Was ich mich persönlich frage ist, wie die positiven Reaktionen zu all ihren Reiseberichten Finkes persönliche Mail Adresse ausfindig machen konnten.
Zudem erscheint es mir erneut etwas unrealistisch an wie viele orientalische Speisen sie sich erinnern kann, die von der Familie ihres Freundes zubereitet wurden.


Kapitel 6:
Das Land in dem es hier geht ist wirklich nichts für mich - aber das wusste ich schon vor dem Lesen. Das Essen (ich bin ebenfalls Vegetarierin), die Mentalität und die Überwachung sagt mir einfach nicht zu und da sie mir in den Punkten ähnelt, fand ich es etwas abstrus, dass sie in dieses Land reisen wollte. Denn ich mag wie Finke Freiheit und Ungebundenheit. Aber vor allem mag ich es kleine, illegale Kavaliersdelikte zu begehen. In diesem Land hätte ich allerdings viel zu viel Angst davor für diese Lappalien die Todesstrafe zu erhalten. Außerdem ist mir der Smog zu viel des Guten. Ich suche mir meine Freunde nach Nicht-Rauchern aus. Warum also die saubere Lunge zerstören? Für den Ausblick, der nicht existiert? Wozu reisen, wenn man nur grau sieht? Meine Gesundheit ist mir zu wertvoll für die Abgase der Produktion von unnötigem Materialismusexport pur.


Kapitel 7:
Positiv: Finke sieht rückblickend ein paar Kritiken, die ich hier erwähnt habe selbst ein und will diese verändern.
Über den Begriff "heimatlose Konsumkritikerin" musste ich erneut schmunzeln, da in diesen zwei Worten so viel Falsches steckt.Jemand aus Syrien hat die Heimat verloren und wird sie nie wieder zu Gesicht bekommen, wie sie einst einmal war. Und sie kritisiert vielleicht Materielles, aber sie konsumiert dafür für ihr Ego, den sie mit all ihren reisen nur noch mehr bestärkt.
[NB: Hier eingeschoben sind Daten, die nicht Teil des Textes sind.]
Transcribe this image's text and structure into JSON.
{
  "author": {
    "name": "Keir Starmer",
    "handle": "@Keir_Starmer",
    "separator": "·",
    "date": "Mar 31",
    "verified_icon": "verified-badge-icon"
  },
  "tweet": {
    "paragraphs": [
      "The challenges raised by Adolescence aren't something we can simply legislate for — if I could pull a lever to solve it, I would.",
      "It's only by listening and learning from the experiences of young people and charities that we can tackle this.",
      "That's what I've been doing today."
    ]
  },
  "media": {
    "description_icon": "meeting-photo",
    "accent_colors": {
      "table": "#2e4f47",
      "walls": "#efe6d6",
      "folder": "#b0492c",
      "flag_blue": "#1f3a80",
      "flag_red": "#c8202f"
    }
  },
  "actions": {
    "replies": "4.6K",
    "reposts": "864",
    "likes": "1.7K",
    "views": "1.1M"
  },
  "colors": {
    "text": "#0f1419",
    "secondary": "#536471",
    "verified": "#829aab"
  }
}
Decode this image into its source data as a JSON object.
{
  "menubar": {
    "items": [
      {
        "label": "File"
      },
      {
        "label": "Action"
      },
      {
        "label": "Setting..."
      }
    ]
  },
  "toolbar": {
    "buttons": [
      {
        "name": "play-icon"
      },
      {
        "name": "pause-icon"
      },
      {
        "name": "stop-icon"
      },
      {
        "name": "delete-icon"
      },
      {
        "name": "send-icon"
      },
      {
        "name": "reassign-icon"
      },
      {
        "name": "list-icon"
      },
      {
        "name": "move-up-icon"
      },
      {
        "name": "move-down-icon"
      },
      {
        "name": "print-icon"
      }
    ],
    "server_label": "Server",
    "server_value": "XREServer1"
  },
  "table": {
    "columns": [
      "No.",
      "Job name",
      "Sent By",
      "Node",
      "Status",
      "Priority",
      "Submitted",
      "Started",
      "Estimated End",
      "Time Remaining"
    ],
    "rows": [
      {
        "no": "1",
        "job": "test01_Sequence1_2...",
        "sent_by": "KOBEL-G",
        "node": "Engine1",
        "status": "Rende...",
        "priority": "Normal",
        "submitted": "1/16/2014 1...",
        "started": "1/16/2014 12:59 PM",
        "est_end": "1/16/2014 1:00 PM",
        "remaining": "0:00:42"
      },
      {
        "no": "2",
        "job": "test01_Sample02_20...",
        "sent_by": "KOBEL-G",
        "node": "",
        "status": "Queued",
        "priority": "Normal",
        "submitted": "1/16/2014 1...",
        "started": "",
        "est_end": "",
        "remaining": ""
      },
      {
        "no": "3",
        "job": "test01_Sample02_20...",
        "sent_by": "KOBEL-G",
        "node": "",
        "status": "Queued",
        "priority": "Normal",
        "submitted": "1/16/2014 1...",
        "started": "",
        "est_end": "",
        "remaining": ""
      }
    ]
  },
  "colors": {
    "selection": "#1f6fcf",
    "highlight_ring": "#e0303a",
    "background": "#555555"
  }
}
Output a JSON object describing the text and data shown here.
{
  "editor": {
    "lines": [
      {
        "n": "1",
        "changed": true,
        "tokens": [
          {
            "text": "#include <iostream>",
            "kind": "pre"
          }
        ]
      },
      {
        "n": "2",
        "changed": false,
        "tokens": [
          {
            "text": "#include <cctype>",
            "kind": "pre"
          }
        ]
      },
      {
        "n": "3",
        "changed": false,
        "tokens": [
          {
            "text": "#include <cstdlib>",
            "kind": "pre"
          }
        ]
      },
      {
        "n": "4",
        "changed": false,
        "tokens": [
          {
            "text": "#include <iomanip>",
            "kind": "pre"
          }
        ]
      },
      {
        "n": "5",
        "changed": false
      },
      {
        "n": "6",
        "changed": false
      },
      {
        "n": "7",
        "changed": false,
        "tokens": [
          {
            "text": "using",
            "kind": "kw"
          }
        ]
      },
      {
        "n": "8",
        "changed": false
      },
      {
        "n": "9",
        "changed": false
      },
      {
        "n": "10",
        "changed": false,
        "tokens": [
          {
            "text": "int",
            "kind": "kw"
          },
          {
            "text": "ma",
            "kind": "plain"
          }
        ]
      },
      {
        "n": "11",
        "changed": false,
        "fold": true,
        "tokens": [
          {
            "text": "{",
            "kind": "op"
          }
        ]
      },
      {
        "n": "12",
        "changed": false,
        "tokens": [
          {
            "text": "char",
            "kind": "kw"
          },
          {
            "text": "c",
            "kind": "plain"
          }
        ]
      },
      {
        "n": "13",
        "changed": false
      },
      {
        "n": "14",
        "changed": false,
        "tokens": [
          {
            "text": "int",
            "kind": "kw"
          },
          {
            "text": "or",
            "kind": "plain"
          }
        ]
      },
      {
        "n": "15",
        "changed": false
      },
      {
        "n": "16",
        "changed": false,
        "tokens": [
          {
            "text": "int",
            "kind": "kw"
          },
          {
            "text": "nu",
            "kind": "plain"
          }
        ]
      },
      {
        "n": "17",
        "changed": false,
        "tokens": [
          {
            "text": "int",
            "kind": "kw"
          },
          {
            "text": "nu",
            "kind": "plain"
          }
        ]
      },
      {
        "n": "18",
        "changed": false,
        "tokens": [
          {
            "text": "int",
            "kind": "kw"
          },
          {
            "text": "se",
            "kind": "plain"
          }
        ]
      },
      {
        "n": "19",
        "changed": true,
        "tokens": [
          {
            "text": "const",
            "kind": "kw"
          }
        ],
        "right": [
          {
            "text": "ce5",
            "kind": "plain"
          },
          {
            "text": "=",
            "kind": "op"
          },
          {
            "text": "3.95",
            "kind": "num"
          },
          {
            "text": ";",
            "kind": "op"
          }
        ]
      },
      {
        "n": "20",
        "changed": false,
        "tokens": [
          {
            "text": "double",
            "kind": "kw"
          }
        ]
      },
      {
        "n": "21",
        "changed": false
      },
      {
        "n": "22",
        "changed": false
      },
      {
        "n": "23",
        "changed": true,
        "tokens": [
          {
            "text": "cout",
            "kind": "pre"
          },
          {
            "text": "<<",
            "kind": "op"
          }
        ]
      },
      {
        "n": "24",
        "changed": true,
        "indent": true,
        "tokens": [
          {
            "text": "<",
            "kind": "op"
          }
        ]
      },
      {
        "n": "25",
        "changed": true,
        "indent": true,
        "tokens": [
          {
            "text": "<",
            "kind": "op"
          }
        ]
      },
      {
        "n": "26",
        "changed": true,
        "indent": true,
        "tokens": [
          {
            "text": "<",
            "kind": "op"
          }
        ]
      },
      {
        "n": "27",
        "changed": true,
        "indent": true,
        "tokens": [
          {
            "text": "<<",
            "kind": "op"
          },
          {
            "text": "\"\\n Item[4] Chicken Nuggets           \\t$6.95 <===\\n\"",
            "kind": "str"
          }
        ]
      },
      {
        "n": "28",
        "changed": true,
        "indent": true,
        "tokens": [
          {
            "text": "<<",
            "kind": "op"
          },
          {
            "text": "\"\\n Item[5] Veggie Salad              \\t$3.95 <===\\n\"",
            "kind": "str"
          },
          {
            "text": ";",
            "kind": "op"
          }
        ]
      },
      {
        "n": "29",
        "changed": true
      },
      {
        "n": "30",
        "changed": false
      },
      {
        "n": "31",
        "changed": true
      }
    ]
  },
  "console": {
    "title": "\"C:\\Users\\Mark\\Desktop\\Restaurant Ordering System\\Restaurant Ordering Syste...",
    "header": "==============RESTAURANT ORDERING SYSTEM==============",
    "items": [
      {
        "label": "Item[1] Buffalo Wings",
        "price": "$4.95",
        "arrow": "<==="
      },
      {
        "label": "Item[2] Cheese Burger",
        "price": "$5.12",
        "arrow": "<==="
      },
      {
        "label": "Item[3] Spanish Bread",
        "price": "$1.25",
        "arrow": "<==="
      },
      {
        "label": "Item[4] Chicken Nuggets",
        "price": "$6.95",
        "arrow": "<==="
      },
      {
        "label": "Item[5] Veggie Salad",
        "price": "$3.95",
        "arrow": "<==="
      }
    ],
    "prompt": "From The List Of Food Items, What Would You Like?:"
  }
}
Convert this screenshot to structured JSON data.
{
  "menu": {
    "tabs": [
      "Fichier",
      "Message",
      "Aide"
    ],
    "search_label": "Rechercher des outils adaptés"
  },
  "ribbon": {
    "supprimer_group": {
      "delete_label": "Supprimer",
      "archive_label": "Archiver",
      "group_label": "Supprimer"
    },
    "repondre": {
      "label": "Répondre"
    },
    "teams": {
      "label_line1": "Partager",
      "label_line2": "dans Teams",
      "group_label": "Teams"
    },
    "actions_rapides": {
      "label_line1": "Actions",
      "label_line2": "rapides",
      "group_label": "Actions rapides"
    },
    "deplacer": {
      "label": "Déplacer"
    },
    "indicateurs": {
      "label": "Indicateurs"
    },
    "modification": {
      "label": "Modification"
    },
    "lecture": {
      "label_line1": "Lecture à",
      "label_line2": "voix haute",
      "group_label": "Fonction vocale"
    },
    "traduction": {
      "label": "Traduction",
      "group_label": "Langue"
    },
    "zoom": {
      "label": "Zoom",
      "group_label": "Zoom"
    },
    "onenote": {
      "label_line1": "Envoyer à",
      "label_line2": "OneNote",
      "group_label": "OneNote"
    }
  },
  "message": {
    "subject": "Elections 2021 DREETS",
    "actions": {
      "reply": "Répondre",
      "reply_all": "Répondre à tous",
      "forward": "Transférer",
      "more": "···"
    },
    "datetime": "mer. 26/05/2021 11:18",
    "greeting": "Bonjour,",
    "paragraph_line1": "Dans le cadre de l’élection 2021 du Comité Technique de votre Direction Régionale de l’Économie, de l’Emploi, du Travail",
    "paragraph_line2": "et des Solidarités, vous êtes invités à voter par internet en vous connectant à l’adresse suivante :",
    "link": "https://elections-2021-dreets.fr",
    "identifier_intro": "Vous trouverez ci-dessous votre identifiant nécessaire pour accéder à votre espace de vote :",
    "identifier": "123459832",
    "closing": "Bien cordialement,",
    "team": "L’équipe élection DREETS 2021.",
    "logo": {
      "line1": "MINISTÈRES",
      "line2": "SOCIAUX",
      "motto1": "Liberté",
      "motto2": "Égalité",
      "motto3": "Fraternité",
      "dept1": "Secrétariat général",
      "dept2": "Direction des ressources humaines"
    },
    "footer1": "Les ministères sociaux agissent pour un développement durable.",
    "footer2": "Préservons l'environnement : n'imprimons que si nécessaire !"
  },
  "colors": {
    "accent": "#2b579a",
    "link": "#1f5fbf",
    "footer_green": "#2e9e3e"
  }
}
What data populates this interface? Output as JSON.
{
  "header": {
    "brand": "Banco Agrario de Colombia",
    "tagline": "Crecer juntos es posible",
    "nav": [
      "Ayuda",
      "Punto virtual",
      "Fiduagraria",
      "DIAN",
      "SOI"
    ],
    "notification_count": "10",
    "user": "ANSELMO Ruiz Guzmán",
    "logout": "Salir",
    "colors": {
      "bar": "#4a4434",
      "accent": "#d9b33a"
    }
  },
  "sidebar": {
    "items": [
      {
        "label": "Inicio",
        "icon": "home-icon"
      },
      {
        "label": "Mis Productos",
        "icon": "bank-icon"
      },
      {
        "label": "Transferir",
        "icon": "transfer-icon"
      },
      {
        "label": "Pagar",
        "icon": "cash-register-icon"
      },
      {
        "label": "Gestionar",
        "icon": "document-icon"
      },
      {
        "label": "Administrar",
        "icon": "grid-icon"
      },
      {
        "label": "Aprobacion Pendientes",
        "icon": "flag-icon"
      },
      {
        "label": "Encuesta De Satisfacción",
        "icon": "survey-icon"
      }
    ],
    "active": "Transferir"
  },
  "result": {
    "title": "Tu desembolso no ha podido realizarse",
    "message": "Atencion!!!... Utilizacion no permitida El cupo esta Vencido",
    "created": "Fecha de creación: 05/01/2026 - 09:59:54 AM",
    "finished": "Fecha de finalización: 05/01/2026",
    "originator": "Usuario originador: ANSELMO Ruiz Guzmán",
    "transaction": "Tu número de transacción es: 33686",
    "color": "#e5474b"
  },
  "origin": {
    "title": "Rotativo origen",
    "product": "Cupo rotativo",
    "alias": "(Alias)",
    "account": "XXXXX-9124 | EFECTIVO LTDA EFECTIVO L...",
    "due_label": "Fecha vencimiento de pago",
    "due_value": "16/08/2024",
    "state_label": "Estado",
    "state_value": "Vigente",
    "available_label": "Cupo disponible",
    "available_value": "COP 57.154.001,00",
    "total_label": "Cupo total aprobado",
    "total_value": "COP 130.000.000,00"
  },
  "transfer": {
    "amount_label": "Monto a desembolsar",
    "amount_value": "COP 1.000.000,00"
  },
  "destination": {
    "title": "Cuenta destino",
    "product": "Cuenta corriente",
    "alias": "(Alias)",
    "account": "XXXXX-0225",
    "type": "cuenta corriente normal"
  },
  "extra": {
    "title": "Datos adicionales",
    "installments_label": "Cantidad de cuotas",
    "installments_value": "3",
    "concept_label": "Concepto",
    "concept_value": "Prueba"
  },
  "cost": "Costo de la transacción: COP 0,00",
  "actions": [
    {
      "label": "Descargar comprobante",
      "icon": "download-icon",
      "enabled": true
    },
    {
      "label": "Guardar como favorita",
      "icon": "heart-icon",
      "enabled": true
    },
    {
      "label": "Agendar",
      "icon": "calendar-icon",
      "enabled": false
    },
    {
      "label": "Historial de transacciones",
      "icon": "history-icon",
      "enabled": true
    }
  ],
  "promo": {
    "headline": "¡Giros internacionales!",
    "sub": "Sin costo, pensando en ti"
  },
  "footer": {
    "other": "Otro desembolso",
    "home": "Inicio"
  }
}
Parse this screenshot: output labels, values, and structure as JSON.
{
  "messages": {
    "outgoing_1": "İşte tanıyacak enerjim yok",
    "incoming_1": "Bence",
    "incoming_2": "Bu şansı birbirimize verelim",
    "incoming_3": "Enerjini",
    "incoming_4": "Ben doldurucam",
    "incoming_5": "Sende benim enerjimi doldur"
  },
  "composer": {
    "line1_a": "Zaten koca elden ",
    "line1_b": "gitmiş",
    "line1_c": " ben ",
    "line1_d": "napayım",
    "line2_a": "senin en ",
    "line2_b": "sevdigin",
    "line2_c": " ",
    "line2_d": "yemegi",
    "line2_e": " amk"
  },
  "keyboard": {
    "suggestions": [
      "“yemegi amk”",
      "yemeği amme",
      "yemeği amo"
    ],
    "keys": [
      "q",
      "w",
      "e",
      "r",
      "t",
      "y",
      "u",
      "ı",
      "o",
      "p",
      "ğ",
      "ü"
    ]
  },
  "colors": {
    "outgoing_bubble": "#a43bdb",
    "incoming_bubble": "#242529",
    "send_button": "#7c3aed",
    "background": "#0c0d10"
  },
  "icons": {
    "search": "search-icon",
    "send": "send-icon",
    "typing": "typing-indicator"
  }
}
Allein die eine halbe Seite (209) besticht nur von all ihren bisherigen bereisten Zielen. Angeberalarm! Sie kritisiert Touristen, weil sie selbst sich überall integriert hat, will aber unbedingt dem Leser das auch so rüberbringen. Das wirkt sehr heuchlerisch, überheblich und arrogant, da sie die Mehrheit der Menschen damit beleidigt und gleichzeitig von ihnen Bewunderung für ihre Perfektion haben will. Sie will ein Vorbild sein, versagt in vielen Punkten in ihren Standpunkten dabei allerdings leider kläglich.


Fazit:


Solider Helfer - falls man ebenfalls einmal auf den Gedanken kommen sollte einfach so aus der gewohnten Umgebung auszubrechen.


Anmerkung: Ja, ich habe vom Schweigen gesprochen und selbst so viel geschrieben, allerdings schreibe ich generell nicht so lange Rezensionen. Das hier ist wohl eine Ausnahme und meine bisher längste.